This subject is very close to my heart, as I am moving my family from Nova Scotia back to Vancouver next month after several years away, and in my
opinion, Vancouver (and the entire Lower Mainland) is the most beautiful place in Canada to live, with the friendliest and most respectful citizens of
any city I've ever lived, and I was extremely proud to see so many volunteers cleaning up the mess the morning after the riot.
First let me comment on the man who was fired for making the "bad taste" comment. I don't think he should have been fired, because he was not
personally involved in the riot, however I think his employer would have been well within his rights to require that he remove his affiliation with
that company on his Facebook profile. This would have resolved the employer's concern about bad publicity.
Second, to answer your question about employers having the right to fire employees who participated in the riot, I feel that they definitely do have
the right to decide how they want their public image to be perceived, and that Vancouver-based employers have every right to decide to fire an
employee who participated in the Vancouver Stanley Cup Riot.

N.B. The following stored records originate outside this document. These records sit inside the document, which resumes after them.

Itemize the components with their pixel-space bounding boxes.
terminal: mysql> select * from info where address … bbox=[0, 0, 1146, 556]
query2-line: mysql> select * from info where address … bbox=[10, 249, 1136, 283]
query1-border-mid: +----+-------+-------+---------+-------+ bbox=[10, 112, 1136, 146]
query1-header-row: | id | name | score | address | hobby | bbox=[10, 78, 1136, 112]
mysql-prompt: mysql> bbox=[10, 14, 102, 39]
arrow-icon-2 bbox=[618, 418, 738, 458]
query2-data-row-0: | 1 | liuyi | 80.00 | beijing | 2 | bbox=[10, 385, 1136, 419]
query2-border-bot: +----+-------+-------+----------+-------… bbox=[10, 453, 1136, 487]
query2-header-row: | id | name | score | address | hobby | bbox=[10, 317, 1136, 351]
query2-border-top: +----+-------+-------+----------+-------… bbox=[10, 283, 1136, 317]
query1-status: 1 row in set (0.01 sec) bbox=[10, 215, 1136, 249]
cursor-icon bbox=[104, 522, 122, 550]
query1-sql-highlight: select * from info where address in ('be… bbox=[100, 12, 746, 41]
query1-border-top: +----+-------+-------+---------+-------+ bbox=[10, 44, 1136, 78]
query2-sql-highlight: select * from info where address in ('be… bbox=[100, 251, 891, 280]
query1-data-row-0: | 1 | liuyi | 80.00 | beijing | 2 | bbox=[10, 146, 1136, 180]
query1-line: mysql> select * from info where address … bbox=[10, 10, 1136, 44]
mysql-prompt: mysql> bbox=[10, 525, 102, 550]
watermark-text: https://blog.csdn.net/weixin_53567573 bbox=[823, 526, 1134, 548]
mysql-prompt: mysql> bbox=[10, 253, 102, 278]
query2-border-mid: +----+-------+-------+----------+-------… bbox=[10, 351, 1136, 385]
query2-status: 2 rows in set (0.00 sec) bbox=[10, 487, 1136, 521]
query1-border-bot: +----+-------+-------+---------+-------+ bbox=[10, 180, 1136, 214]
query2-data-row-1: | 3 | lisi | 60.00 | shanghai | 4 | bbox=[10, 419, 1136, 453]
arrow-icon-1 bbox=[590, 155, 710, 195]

Take the now-famous case of Camille Cacnio, a now-former employee of Burrard Acura (who absolutely did the right thing by firing her on the spot). She
willingly participated in looting a downtown clothing store and was caught on video leaving the store laughing while carrying out stolen merchandise.
She posted a lengthy "apology" on her blog, during which she openly admitted stealing items from the clothing store because it was "fun", and made
a lame attempt at justifying her actions by saying that was the only time she would ever do something like that:
And still, a lot of people will never find remorse for me because I had a huge smile on my face. But like I said earlier, it was fun at the time. I
thought it was pretty funny because this is the only time that I would ever do something like this. The smile on my face was an “I’m such a badass
I can’t believe I’m doing this!” kind of look.
She also attempted to convince anyone reading her apology that her crime was a minor one, and therefore she shouldn't be grouped in with other
participants of the riot:
Full text of original apology by Camille
I did not vandalize any buildings.
I did not set fire on anything.
I did not break any glass.
I did not instigate the riot.
I did not physically harm anybody.
I did not jump on any cop cars.
I did not even plan on being in the riot.
On any regular day I would not condone looting.
However, at the time of the riot everything just seemed so right.
The fact of the matter is, even if she didn't steal anything, simply by refusing to leave the area once the VPD read the
, she broke the law, and her employer has the right to decide not to employ a
The whole riot disgusted my wife and I as we were watching it live. For the record I am not a hockey fan, nor a fan of any sport, but since I'm
moving my family back to Vancouver next month, my wife and I spent the evening of June 15th, 2011 watching live feeds of the crowds in downtown
Vancouver online, and reading Twitter posts about the event. For two full hours before the game, we noticed there were an increasing number of tweets
saying there was going to be a riot after the game, and the closer it got to the end (and the more likely that Vancouver would lose), we saw more and
more people tweeting "there's going to be a riot" and to "get out of downtown Vancouver NOW!".
Less than 5 minutes after the game was over, my wife directed my attention to the live feed and we saw the first car being flipped over. We spent the
next 4 hours going back and forth between live feeds, TV news (CBC), and Twitter, and contrary to VPD claims that "anarchists" were responsible for
the riot, we saw only crazed, drunken, hockey jersey wearing fans openly attacking cars and businesses in downtown Vancouver. Not one "Black Bloc"
anarchist/instigator, as they claim. We also noticed that at least two thirds of the people we saw in the crowds were taking pictures or videos of
what was happening, and before we went to bed that night, those pictures and videos had already made their way onto Facebook, Twitter, and YouTube -
evidence of what they had done.
Because of the unprecedented nature of this riot (it happened live not only on TV, but on Twitter and Facebook - the first ever Social Media Riot), I
feel that anyone in the downtown core of Vancouver who participated in the riot should fear for their jobs. The public backlash is unlike anything I
have ever seen, with Facebook groups helping the VPD to identify every rioter they possibly can.
Because of the huge amount of public outrage, I feel that any employer of a riot participant is well within their rights to distance themselves from
anything to do with the whole situation - they have a business to run, and having a rioter in their employ definitely does adversely affect their
ability to run a successful business.
Remember, these people rioted over a freaking hockey game. There were nearly 3 million people surrounding Tahrir Square on February 10th, 2011,
peacefully protesting against nearly 30 years of oppression, and they did not riot even after Mubarak refused to leave office that day. North
Americans need to get their priorities straight.
The good news for me is that there's going to be a pretty lucrative job market when I get back there next month - with all the firings going on in
Vancouver right now, It'll be a heck of a lot easier for me to find a job there.